Austalia’s second quarter private New Capital Expenditure (Capex) has just been released with the fall of 4.0% in Q2 sharply lower than the 2.5% analsyt expectations. The headline number is a terrible miss.
But, it’s not all bad news because the ABS also reported business plans for capital expenditure over the current financial year were upgraded by a little less than 10%.
The ABS said (emphasis added): “Estimate 3 for total capital expenditure in 2015-16 is $114,814m. This is 23.4% lower than Estimate 3 for 2014-15. The main contributor to this decrease is Mining (-37.1%). Estimate 3 is 9.9% higher than Estimate 2 for 2015-16. The main contributor to this increase is Other Selected Industries (+17.2%).”
On forex markets Aussie dollar traders initially sold the Aussie lower on the big headline miss but have bought it back on the upgraded outlook for the future of Capex.
That’s because while the 4% decline will hurt GDP calculation it’s the future the RBA will be interested in. So, looking at the breakup of Capex plans:
- Building and Structures plans have been increased by 7.4% over the previous estimate for 2015-16 driven by ‘other selected industries.
- Equipment, plant and machinery plans are 15% higher than the second estimate for this financial year again driven by ‘other selected industries’.
Looking at the sectoral plan breakup for Capex it looks clear that non-mining businesses in the economy are looking to invest more than they had previously signalled.

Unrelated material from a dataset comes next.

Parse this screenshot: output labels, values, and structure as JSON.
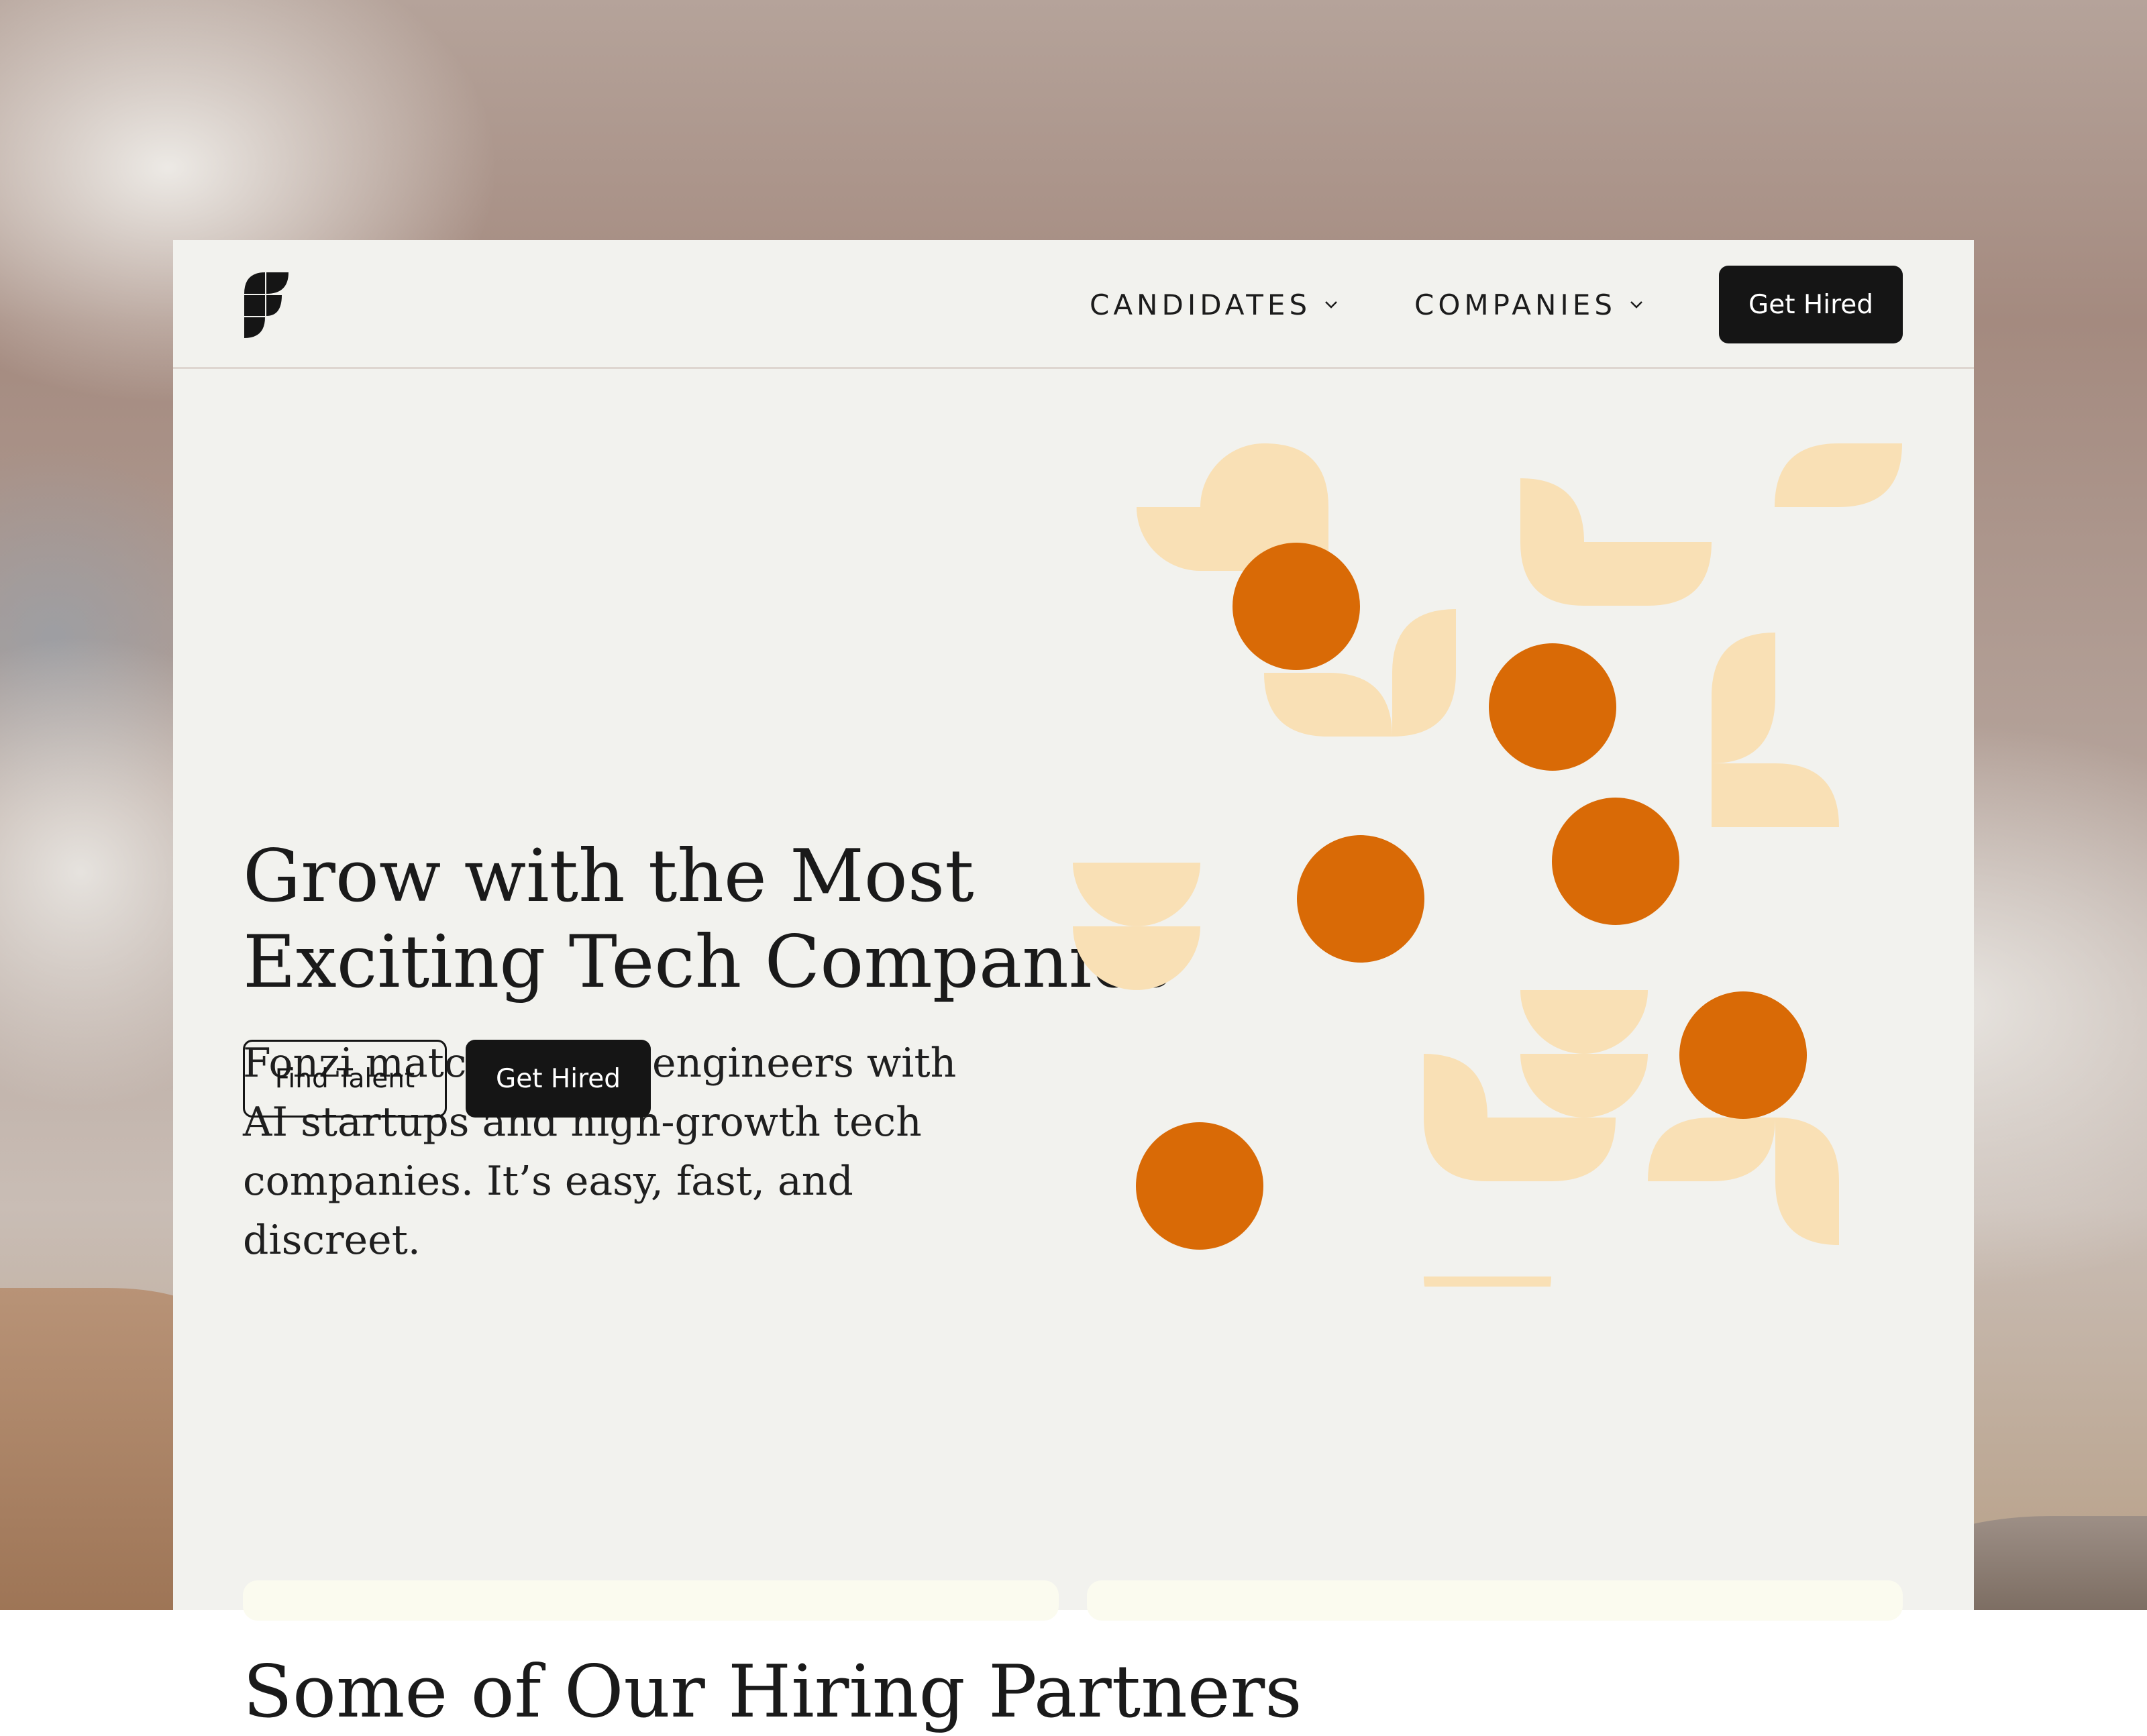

- Mining is even slightly higher than the previous estimate with building and structures up 1.5% and equipment, plant and machinery plans up 4.8%.
- Manufacturing has some big increases in both buildings and equipment, plant and machinery which have increased 24.6% and 22.4% over the second estimate.
- Other selected industries also saw some large upward revisions to investment plans with a 18.4% increase in buildings and structures and a 16.1% uplift in plans for investment in equipment, plant and machinery.
What’s interesting in the plans, as the ABS points out, is the increase in “other selected industries”. These include utilities, construction, wholesale and retail trade, transport and postal, information and media, finance and insurance, rental and real estate, professional and scientific services and areas including accommodation, administration, and the Arts.
So, if business delivers on its plans it would seem fair to say that mining has left the economy with a huge hole to fill. The “capex cliff” is still there but overall the picture is better for business investment – and the economy as a result – than it was six months ago.